Both "A Hanging" and "The Use of Force" uses violence to give the reader inside information on the characters. The police officer in "A Hanging" and the doctor in "The Use of Force" are partaking in violent actions. The police officer is a witness to the hanging of a prisoner and the doctor must hurt a child in order to examine her. Each character is not necessarily evil but, from the way they are acting the reader can assume they are. They both also come to a meaningful conclusion. The doctor knows that if he doesn't do whatever he can to examine the child, she may die of diphtheria. The police officer realizes that they are about to take the life of a fully functioning human and how fragile that life really is.
The two essays are also alike in which the main character has some type of high authority over a distressed character. The doctor in "The Use of Force" is trying to cure a young patient and a police officer in "A Hanging" is bringing a man to his death. Both of them may have authority but, at some point feel a sense of uselessness and degradation. The police officer knows a life is about to be taken and regardless of how he feels about it, hopes it will happen quickly. The doctor becomes angry and annoyed with the young girl when she will not open her mouth for him to examine her and momentarily accepts defeat. In the end, the lesser character in the one who suffers from the violence while the main character completes what they set out to do.
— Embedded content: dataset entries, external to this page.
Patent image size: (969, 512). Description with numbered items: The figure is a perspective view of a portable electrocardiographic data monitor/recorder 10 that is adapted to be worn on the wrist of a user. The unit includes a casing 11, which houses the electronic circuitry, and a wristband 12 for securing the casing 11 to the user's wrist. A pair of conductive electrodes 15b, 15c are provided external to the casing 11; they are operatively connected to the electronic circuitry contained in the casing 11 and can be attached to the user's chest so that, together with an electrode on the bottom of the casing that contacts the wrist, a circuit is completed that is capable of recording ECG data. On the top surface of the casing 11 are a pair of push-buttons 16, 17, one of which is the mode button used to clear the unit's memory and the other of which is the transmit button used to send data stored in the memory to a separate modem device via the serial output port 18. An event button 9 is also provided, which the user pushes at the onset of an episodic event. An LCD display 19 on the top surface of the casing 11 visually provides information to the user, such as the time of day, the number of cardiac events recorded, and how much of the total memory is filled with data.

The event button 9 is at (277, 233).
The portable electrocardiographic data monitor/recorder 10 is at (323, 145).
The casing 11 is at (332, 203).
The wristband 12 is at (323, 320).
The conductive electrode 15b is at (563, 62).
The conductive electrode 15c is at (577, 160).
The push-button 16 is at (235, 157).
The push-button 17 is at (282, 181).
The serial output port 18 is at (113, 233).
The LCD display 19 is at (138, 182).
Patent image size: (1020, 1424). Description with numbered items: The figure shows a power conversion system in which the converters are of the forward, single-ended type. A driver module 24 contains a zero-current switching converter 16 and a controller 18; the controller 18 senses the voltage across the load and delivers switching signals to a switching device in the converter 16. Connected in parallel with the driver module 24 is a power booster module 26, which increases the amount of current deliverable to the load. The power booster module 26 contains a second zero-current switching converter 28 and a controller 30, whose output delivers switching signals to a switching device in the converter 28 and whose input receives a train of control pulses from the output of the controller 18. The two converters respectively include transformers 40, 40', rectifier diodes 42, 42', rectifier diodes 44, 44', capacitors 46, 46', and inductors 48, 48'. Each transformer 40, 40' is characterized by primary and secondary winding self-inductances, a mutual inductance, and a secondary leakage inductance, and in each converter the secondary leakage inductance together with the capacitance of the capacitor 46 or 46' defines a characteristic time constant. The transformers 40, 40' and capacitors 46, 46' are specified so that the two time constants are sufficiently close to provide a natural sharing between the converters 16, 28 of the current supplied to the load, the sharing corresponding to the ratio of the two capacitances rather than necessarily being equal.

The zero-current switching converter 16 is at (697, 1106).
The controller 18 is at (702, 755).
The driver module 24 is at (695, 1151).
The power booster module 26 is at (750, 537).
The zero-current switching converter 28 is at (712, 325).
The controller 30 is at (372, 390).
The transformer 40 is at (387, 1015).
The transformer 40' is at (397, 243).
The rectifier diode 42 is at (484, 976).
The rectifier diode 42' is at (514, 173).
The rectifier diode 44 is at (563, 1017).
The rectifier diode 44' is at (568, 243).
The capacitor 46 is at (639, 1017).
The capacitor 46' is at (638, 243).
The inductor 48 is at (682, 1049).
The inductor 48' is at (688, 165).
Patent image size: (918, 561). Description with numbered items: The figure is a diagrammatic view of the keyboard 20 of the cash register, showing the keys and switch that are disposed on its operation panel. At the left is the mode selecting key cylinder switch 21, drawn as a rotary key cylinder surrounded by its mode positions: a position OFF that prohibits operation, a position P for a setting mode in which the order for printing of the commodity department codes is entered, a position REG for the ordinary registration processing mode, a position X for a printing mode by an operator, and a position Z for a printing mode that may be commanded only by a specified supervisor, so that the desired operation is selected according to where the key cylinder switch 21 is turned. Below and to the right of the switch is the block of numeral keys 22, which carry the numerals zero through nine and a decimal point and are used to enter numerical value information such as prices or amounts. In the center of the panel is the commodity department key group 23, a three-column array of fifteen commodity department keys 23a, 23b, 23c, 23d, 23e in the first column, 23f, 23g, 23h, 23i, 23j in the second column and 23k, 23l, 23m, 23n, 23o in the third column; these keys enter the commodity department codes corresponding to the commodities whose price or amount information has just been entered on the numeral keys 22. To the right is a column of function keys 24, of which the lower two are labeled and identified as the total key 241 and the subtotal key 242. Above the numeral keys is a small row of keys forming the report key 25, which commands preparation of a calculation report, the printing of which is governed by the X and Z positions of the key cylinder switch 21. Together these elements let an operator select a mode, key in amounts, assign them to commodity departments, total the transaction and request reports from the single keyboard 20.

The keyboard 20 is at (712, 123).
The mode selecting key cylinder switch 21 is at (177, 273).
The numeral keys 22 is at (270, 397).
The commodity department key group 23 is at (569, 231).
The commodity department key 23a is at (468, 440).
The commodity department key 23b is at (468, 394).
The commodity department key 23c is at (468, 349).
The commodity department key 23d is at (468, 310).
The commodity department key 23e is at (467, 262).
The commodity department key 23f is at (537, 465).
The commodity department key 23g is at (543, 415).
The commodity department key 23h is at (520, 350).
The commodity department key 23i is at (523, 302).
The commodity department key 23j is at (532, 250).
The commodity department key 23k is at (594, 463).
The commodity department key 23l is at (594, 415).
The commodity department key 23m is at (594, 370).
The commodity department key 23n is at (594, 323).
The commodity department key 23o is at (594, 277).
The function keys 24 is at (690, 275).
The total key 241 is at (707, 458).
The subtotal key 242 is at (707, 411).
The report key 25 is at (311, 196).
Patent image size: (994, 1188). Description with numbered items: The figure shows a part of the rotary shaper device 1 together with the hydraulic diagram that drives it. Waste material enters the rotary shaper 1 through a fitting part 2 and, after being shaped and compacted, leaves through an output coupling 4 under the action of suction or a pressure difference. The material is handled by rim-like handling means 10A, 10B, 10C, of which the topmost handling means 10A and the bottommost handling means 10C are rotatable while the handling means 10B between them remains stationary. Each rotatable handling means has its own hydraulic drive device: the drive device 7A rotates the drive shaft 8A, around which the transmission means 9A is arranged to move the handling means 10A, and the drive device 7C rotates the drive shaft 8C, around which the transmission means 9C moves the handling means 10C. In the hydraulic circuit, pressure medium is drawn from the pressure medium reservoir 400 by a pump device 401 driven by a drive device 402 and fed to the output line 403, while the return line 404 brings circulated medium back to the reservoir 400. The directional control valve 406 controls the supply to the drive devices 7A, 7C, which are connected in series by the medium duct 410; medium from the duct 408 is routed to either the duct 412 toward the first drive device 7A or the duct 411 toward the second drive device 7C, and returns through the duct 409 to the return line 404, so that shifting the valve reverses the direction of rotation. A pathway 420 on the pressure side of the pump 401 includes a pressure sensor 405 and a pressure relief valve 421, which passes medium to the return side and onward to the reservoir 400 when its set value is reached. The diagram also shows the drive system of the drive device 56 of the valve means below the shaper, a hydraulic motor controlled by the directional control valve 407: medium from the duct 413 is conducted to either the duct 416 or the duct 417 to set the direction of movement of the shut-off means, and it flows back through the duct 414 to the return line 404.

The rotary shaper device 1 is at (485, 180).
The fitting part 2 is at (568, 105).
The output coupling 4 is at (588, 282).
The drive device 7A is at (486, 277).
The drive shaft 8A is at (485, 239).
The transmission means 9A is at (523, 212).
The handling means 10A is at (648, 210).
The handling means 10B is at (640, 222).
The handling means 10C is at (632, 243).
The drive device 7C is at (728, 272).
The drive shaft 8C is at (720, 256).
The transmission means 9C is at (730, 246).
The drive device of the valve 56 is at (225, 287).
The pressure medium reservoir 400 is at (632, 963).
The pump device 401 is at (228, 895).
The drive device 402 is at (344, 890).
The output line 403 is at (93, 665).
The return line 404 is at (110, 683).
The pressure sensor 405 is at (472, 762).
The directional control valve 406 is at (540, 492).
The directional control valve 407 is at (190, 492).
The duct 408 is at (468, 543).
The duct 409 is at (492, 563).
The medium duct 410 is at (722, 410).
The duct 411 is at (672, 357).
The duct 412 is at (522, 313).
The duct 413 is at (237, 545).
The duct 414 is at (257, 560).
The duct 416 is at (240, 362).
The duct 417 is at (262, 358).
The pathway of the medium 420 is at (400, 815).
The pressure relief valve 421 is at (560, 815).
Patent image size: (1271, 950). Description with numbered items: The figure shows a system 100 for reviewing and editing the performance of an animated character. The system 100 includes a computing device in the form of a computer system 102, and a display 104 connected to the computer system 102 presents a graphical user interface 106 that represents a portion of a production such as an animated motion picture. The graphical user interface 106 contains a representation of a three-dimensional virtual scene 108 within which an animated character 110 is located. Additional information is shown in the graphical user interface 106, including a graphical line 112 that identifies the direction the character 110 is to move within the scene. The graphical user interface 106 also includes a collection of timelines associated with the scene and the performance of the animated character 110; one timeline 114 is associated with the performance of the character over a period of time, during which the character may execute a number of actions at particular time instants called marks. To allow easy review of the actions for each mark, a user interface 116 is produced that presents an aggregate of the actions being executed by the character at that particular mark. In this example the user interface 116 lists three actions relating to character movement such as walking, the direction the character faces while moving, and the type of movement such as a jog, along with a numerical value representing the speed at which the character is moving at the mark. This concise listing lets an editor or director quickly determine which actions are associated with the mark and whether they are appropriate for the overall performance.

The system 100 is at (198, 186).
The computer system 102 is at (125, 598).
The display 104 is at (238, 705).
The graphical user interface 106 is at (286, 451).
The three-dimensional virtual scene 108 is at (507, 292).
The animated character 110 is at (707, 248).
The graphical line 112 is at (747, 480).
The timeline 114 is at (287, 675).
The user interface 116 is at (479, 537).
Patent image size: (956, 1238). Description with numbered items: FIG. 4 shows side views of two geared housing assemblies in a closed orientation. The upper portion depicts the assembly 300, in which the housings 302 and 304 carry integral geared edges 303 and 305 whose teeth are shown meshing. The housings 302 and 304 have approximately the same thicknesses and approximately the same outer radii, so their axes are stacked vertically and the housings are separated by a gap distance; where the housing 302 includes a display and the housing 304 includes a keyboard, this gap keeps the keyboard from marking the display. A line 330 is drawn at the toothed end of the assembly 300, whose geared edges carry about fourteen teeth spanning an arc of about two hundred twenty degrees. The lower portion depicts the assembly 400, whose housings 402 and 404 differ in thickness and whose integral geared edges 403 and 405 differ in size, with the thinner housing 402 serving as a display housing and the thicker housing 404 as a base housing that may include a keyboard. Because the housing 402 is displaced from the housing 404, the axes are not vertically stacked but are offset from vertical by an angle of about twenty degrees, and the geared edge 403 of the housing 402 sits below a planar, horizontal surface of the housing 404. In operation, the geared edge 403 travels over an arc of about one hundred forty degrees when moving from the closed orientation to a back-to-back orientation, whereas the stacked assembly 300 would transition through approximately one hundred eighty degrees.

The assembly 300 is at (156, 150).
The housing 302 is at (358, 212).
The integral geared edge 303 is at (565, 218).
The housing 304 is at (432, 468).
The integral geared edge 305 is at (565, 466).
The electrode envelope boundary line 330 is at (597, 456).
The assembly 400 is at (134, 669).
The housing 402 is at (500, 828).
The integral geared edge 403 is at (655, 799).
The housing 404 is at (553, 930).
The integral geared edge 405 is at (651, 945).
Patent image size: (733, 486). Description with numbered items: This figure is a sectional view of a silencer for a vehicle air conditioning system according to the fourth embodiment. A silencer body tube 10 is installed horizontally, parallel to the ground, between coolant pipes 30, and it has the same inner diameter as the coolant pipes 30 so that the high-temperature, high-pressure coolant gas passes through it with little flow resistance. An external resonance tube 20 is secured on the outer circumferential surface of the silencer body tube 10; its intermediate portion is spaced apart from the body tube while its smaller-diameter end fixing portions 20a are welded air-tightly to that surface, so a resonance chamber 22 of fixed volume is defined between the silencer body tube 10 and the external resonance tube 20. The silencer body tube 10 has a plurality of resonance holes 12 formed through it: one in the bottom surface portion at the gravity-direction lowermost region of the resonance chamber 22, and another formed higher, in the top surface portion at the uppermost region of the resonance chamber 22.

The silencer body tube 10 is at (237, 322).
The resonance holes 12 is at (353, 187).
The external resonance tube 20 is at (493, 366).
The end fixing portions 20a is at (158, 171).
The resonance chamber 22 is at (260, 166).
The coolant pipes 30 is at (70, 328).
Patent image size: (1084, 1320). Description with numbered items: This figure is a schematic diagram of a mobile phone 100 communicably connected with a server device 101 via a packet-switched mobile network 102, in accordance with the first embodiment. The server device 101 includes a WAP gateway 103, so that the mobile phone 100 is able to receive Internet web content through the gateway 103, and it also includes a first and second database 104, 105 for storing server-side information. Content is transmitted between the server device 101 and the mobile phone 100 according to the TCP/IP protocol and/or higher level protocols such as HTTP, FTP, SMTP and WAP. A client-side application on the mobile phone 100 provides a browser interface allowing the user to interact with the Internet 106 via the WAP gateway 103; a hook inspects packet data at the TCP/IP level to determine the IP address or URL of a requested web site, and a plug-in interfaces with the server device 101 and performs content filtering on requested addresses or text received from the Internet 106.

The use of violence in an essay can be tricky to work with. Depending on how the work is written, violence can be interpreted in many ways. Mainly it is seen to be hurtful and nothing meaningful can come from it. I disagree, I believe when presented in the way it has been in these two works, violence can be a method of truly expressing what the writer wants to convey to the reader. May it be to increase knowledge about the characters or to add to the plot, violence can actually be helpful.
Orwell, George. A Hanging., 1931. 27-33. Print.
Williams, William C. The Use of Force., 1931. 35-41. Print.